PRIMEIRA GERAÇÃO ROMÂNTICA PORTUGUESA

     A primeira geração é ainda marcada pelas contradições próprias dos momentos iniciais de uma nova estética: os autores ainda não se libertaram totalmente das tradições do Classicismo. Por outro lado, o envolvimento nas lutas pela implantação do liberalismo em Portugal acentua as características ideológicas de suas obras. Tais características traduzem-se sobretudo no nacionalismo e no historicismo medievalista.
     Os principais autores foram Almeida Garrett, Alexandre Herculano e Antônio Feliciano de Castilho.

     JOÃO BATISTA DA SILVA LEITÃO DE ALMEIDA GARRETT (1799 – 1854)

     A poesia de Garrett está presa, em sua primeira fase, à estética neoclássica. Folhas caídas, obra da maturidade poética do autor, reúne sua melhor produção lírica e a melhor poesia romântica portuguesa. Os poemas foram inspirados na paixão do autor por Rosa de Montúfar, a Viscondessa da Luz. “Este inferno de amar” e “Não te amo” mostram o tom apaixonado e confessional – expressão dos conflitos sentimentais do autor.
     Na prosa, escreveu Viagens na minha terra. Obra de difícil classificação, mistura características do relato de viagens, do diário íntimo, do ensaio, da reportagem jornalística e do romance. O núcleo da narrativa é o relato de uma viagem de Lisboa a Santarém (baseado numa experiência real do autor). Mas o narrador faz, ao longo dos quarenta e nove capítulos, digressões de todo tipo e a qualquer propósito: comentários sobre política e administração pública, sobre o clero, sobre o amor, sobre arte, literatura, mantendo sempre um tom leve, jornalístico e irônico. No capítulo X, estando já o narrador no vale de Santarém, toma conhecimento da história amorosa de Joaninha, a menina dos rouxinóis, e seu primo Carlos. Desse ponto em diante, o autor entremeia na narrativa os lances dessa novela sentimental, que possui todos os ingredientes românticos: paixão e ciúme, mistérios e um final trágico, com o distanciamento do herói e a morte da heroína.
     No teatro, escreveu Frei Luís de Sousa.  Garrett aproveitou um fato histórico – a vida de Frei Luís de Sousa, nome religioso do escritor quinhentista Manuel de Sousa Coutinho – para criar essa obra do teatro romântico português.
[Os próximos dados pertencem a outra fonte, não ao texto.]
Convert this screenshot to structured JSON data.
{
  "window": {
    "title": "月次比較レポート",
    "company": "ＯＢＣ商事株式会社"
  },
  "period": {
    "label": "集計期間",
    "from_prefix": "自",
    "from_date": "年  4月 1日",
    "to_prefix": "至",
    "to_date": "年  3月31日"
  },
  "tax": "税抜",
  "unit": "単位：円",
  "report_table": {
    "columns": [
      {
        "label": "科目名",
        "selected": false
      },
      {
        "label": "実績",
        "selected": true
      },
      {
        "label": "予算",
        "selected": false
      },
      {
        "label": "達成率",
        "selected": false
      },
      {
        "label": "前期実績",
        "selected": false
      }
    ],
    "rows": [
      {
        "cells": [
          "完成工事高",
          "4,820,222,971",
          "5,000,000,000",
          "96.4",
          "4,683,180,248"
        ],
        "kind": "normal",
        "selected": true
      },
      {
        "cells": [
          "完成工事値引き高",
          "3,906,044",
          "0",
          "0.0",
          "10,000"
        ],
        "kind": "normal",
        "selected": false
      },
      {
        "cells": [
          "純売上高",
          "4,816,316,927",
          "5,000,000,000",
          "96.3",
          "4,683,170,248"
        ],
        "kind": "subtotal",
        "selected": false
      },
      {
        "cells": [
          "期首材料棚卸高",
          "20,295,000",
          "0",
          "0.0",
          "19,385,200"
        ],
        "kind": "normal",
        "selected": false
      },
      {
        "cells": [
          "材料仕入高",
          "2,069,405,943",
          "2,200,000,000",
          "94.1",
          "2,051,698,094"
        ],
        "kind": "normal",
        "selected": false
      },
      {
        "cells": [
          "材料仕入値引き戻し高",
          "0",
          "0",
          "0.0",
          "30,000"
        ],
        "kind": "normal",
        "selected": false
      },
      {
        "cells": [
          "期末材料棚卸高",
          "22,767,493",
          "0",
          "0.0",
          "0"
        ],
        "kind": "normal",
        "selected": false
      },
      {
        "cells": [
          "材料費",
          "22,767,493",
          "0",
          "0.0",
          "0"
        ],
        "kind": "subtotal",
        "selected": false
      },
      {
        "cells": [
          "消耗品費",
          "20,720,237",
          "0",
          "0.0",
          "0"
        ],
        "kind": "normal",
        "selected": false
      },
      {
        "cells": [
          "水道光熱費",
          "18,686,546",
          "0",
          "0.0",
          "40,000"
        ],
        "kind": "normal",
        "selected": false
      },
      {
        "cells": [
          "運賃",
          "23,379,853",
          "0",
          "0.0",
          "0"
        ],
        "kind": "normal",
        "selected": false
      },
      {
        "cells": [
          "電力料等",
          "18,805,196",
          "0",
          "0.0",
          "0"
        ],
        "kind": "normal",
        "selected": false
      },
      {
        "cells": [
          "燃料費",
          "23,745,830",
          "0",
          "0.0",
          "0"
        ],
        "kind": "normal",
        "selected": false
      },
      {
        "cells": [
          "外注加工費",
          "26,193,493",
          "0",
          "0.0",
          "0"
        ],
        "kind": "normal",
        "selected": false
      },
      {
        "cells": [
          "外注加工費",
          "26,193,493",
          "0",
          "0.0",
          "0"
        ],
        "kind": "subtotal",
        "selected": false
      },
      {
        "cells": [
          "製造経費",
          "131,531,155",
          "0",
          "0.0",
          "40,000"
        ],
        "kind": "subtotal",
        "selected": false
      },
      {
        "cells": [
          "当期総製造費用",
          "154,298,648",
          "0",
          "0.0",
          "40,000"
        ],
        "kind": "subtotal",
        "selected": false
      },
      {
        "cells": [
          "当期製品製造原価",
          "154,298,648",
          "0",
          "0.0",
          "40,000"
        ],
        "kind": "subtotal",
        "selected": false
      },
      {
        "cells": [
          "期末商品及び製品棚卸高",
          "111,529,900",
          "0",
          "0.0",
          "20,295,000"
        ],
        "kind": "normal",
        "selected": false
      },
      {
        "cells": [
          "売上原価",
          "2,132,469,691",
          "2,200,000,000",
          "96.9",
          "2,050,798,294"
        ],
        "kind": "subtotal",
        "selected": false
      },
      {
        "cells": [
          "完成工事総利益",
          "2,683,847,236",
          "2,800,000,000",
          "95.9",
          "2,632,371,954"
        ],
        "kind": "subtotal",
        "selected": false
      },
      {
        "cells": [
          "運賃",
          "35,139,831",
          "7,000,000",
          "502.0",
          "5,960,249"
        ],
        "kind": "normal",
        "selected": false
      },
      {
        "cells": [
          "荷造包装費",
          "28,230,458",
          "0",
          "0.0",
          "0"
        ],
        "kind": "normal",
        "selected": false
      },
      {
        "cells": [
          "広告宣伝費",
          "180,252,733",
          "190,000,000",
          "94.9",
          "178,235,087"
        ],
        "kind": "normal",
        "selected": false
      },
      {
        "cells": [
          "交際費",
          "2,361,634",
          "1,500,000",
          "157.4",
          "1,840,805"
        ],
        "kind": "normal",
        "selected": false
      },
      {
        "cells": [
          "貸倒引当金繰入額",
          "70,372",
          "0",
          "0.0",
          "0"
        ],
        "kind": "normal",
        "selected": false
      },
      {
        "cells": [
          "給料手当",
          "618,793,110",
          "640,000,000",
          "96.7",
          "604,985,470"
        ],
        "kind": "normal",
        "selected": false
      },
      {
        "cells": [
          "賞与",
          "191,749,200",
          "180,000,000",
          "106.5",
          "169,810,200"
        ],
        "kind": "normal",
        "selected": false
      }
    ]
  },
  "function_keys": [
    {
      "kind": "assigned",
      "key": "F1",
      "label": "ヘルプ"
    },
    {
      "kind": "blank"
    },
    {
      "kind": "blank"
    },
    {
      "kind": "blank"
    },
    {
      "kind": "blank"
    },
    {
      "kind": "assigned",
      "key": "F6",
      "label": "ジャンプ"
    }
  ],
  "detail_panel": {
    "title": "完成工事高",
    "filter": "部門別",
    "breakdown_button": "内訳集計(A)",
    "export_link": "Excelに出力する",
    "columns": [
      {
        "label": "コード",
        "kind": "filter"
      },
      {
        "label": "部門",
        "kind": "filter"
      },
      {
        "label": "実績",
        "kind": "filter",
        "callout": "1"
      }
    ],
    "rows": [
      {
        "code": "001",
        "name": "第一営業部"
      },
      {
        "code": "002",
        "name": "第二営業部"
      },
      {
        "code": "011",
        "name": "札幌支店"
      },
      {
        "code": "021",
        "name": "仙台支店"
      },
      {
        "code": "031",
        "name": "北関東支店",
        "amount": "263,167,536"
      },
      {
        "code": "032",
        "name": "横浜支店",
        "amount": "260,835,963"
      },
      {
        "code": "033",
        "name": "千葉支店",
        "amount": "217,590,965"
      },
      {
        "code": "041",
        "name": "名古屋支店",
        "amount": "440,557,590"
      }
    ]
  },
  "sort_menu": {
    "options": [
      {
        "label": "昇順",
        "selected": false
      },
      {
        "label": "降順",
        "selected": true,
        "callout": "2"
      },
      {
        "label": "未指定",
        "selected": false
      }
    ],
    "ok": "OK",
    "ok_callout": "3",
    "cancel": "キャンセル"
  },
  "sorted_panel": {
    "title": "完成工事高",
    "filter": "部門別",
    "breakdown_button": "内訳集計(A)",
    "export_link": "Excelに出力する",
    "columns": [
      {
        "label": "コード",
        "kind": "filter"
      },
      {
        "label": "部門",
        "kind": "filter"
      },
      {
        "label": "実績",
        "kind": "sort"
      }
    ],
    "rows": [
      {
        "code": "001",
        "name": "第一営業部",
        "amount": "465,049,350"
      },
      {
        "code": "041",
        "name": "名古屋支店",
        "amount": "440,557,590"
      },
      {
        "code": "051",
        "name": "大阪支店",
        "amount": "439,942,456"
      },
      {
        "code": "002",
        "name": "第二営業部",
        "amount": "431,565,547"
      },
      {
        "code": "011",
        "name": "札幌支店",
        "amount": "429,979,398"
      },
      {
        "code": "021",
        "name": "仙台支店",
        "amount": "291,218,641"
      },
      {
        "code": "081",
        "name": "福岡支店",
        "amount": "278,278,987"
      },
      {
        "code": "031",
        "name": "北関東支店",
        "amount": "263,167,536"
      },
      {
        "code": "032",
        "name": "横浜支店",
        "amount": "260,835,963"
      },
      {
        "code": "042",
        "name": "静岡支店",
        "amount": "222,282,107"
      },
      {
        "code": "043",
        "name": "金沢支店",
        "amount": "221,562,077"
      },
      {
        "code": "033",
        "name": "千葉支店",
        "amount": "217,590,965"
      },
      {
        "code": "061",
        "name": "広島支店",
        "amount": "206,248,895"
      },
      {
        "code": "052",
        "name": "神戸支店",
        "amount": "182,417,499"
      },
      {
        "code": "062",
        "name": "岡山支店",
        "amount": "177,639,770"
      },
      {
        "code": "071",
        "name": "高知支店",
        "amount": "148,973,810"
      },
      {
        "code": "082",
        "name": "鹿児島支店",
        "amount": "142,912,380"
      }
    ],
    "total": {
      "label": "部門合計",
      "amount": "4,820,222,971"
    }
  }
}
A ação, situada no final do século XVI, possui dois eixos dramáticos: a história familiar de Manuel de Sousa Coutinho e a resistência dessa personagem ao domínio espanhol.


Este Inferno de Amar

Este inferno de amar - como eu amo! -
Quem mo pôs aqui n'alma... quem foi?
Esta chama que alenta e consome,
Que é a vida - e que a vida destrói -
Como é que se veio a atear,
Quando - ai quando se há-de ela apagar?

Eu não sei, não me lembra: o passado,
A outra vida que dantes vivi
Era um sonho talvez... - foi um sonho -
Em que paz tão serena a dormi!
Oh! que doce era aquele sonhar...
Quem me veio, ai de mim! despertar?

Só me lembra que um dia formoso
Eu passei... dava o sol tanta luz!
E os meus olhos, que vagos giravam,
Em seus olhos ardentes os pus.
Que fez ela? eu que fiz? - Não no sei;
Mas nessa hora a viver comecei... 
1 – A que episódio da biografia de Garrett parece estar associado o poema?
2 – A qual característica romântica corresponde a associação entre biografia e obra?
3 – O poema exprime a confusão dos sentimentos do amante.
a)     Comente, a este respeito, o título do poema.
b)     Localize na primeira estrofe dois paradoxos que exprimem a confusão dos sentimentos.
4 – O tom emotivo – como se o sujeito lírico não se contivesse e explodisse em confidências confusas, ou como se falasse sozinho, procurando entender seus sentimentos – motivou a pontuação excessiva do texto. Localize e copie:
a)     Uma frase exclamativa que exprima constatação perplexa de um sentimento.
b)     Uma frase interrogativa que exprima essa mesma perplexidade.
c)      Uma frase que exprima dúvida.
5 – O sujeito lírico evoca o tempo em que o amor era apenas um sonho. Os olhos de uma mulher despertaram-no, tornando o sonho realidade.
a)     Qual a diferença entre o sonho e a realidade do amor?
b)     Apesar dessa diferença, o poema termina com uma defesa do amor. Explique.

Não te Amo

Não te amo, quero-te: o amar vem d’alma. 
      E eu n’alma - tenho a calma,
      A calma - do jazigo.
      Ai! não te amo, não.

Não te amo, quero-te: o amor é vida.
      E a vida - nem sentida
      A trago eu já comigo.
      Ai, não te amo, não!

Ai! não te amo, não; e só te quero
      De um querer bruto e fero
      Que o sangue me devora,
      Não chega ao coração.

Não te amo. És bela; e eu não te amo, ó bela.
      Quem ama a aziaga estrela
      Que lhe luz na má hora
      Da sua perdição?

E quero-te, e não te amo, que é forçado,
      De mau, feitiço azado
      Este indigno furor.
      Mas oh! não te amo, não.

E infame sou, porque te quero; e tanto
      Que de mim tenho espanto,
      De ti medo e terror...
      Mas amar!... não te amo, não. 

1 – Quais são os dois sentimentos que, segundo o sujeito lírico, se contradizem e se excluem?
2 – Qual é a natureza de cada um desses sentimentos?
3 – Se o sujeito lírico considera um “indigno furor” o que sente em relação à mulher, a frase “não te amo, não” da última estrofe é uma negação ou uma autocensura? Explique.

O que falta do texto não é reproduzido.